In the recently published case of Anderson v. Kozniuk, 2011 BCSC 1678, Madam Justice Russell considered whether a pedestrian was at fault for an accident that occurred in January 2008 on Twelfth Street in New Westminster. The plaintiff was injured when he was struck by a car as he crossed the street to catch a bus. The plaintiff cut the corner and made an arc to his left to walk to the bus stop. The greater part of his walk was outside the unmarked crosswalk.
The Duty of a Driver to Maintain a Proper Look-Out
Justice Russell found the pedestrian plaintiff 30% at fault for the accident and the defendant driver 70% at fault. In doing so the judge noted the following:
 Following the jurisprudence in this province, it appears that there is a common law, as well as a statutory duty on a driver to maintain a proper look-out so that he/she can anticipate risk, even where that driver has not seen the hazard…
 …there is a duty upon motorists and pedestrians alike to be vigilant for a reasonably apparent potential hazard.
 When a driver approaches a crosswalk where she has some degree of knowledge and experience that pedestrians approaching the bus stop or the grocery store may be crossing, she should take the precaution of maintaining a careful look-out and slightly reducing her speed.
With respect to the actions of the defendant driver, Justice Russell noted that the very presence of a marked crosswalk should have been an indication of the possible presence of pedestrians in the area.

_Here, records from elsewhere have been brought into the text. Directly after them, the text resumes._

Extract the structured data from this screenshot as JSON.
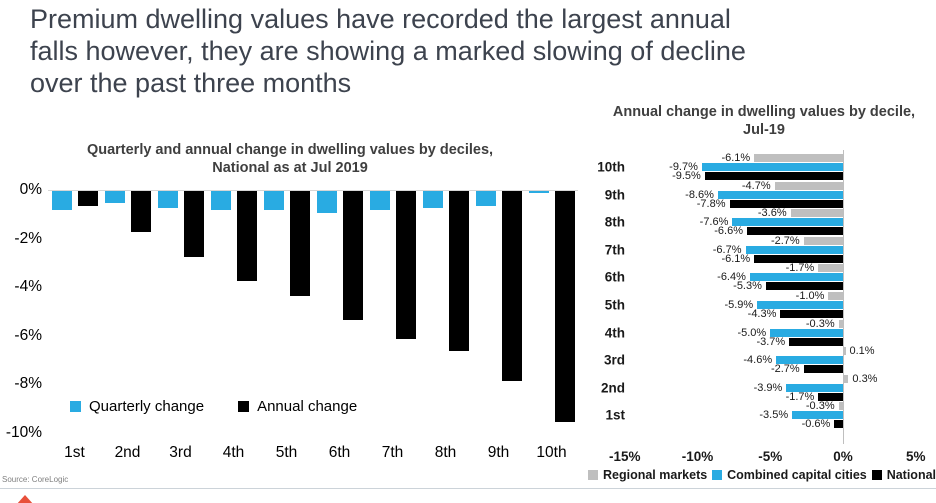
{
  "header": {
    "lines": [
      "Premium dwelling values have recorded the largest annual",
      "falls however, they are showing a marked slowing of decline",
      "over the past three months"
    ]
  },
  "source_note": "Source:  CoreLogic",
  "colors": {
    "cyan": "#29abe2",
    "black": "#000000",
    "gray": "#bfbfbf",
    "title_text": "#3d434e",
    "chart_title_text": "#3f3f3f",
    "accent_red": "#e8503a"
  },
  "chart_data": [
    {
      "type": "bar",
      "title_lines": [
        "Quarterly and annual change in dwelling values by deciles,",
        "National as at Jul 2019"
      ],
      "categories": [
        "1st",
        "2nd",
        "3rd",
        "4th",
        "5th",
        "6th",
        "7th",
        "8th",
        "9th",
        "10th"
      ],
      "series": [
        {
          "name": "Quarterly change",
          "color_key": "cyan",
          "values": [
            -0.8,
            -0.5,
            -0.7,
            -0.8,
            -0.8,
            -0.9,
            -0.8,
            -0.7,
            -0.6,
            -0.1
          ]
        },
        {
          "name": "Annual change",
          "color_key": "black",
          "values": [
            -0.6,
            -1.7,
            -2.7,
            -3.7,
            -4.3,
            -5.3,
            -6.1,
            -6.6,
            -7.8,
            -9.5
          ]
        }
      ],
      "y_ticks": [
        "0%",
        "-2%",
        "-4%",
        "-6%",
        "-8%",
        "-10%"
      ],
      "ylim": [
        0,
        -10
      ],
      "grid": false,
      "legend_position": "below"
    },
    {
      "type": "bar-horizontal",
      "title_lines": [
        "Annual change in dwelling values by decile,",
        "Jul-19"
      ],
      "categories": [
        "10th",
        "9th",
        "8th",
        "7th",
        "6th",
        "5th",
        "4th",
        "3rd",
        "2nd",
        "1st"
      ],
      "series": [
        {
          "name": "Regional markets",
          "color_key": "gray",
          "values": [
            -6.1,
            -4.7,
            -3.6,
            -2.7,
            -1.7,
            -1.0,
            -0.3,
            0.1,
            0.3,
            -0.3
          ]
        },
        {
          "name": "Combined capital cities",
          "color_key": "cyan",
          "values": [
            -9.7,
            -8.6,
            -7.6,
            -6.7,
            -6.4,
            -5.9,
            -5.0,
            -4.6,
            -3.9,
            -3.5
          ]
        },
        {
          "name": "National",
          "color_key": "black",
          "values": [
            -9.5,
            -7.8,
            -6.6,
            -6.1,
            -5.3,
            -4.3,
            -3.7,
            -2.7,
            -1.7,
            -0.6
          ]
        }
      ],
      "x_ticks": [
        "-15%",
        "-10%",
        "-5%",
        "0%",
        "5%"
      ],
      "x_tick_values": [
        -15,
        -10,
        -5,
        0,
        5
      ],
      "xlim": [
        -15,
        5
      ],
      "data_labels": true,
      "grid": false,
      "legend_position": "bottom"
    }
  ]
}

She found that had Ms. Kozniuk (the defendant driver) taken these steps, it was possible she would have seen the plaintiff before the last second, when it was too late to avoid him:
 Her evidence was that her attention was focused directly ahead on the roadway. While the standard required of a driver is not that of perfection, she ought to have been able to glance to the periphery to check that there were no pedestrians in the roadway.
The Obligation of a Pedestrian to Take Care for his Own Safety
With respect to the actions of the plaintiff pedestrian, Justice Russell noted that Mr. Anderson also had the obligation to take care for his own safety in his use of the road that morning. The court held that if he had crossed in either the lighted crosswalk or within the informal boundaries of the unmarked crosswalk, it was possible Ms. Kozniuk would have seen him. The court also found that had he remained in the boundaries of the crosswalk, his journey to the curb on the opposite side of the street would have been shorter and he may have been able to avoid the car entirely. The court found that by “angling across towards the bus stop”, the plaintiff was on the roadway for a longer period of time than he would otherwise have been the case.
Justice Russell also noted that by leaving the crosswalk, the plaintiff entered a darker area of the street, thus heightening his own risk as a pedestrian that the oncoming driver might fail to see him. She noted that the plaintiff failed to even glance over his shoulder as he left the confines of the crosswalk to locate the car he had earlier noticed approaching from the north on 12th. She further stated that the plaintiff’s awareness of the presence of an approaching vehicle ought to have alerted him to the necessity of “checking its proximity to him”.
Accordingly, Justice Russell held as follows:
 I find that both parties bear fault in this accident. Ms. Kozniuk had reason to look for pedestrians in the area of the crosswalk and the bus stop and she failed to keep a proper lookout. Therefore, her negligence resulted in hitting the plaintiff.
 The plaintiff left the relative safety of the crosswalk to jaywalk towards the bus stop at a quick pace on a dark, wet street without looking over his shoulder to locate the oncoming vehicle which he had earlier noticed as he began crossing. The defendant has satisfied me that the plaintiff’s failure to take care for his own safety was a proximate cause of the accident.
 The apportionment of liability required by s. 1(1) of the Negligence Act is fact-driven. I must determine “the degree to which each person was at fault”.
 In reviewing the cases put before me by counsel…I have determined that the relative degrees of blameworthiness should be as follows: 30% to the plaintiff and 70% to the defendant.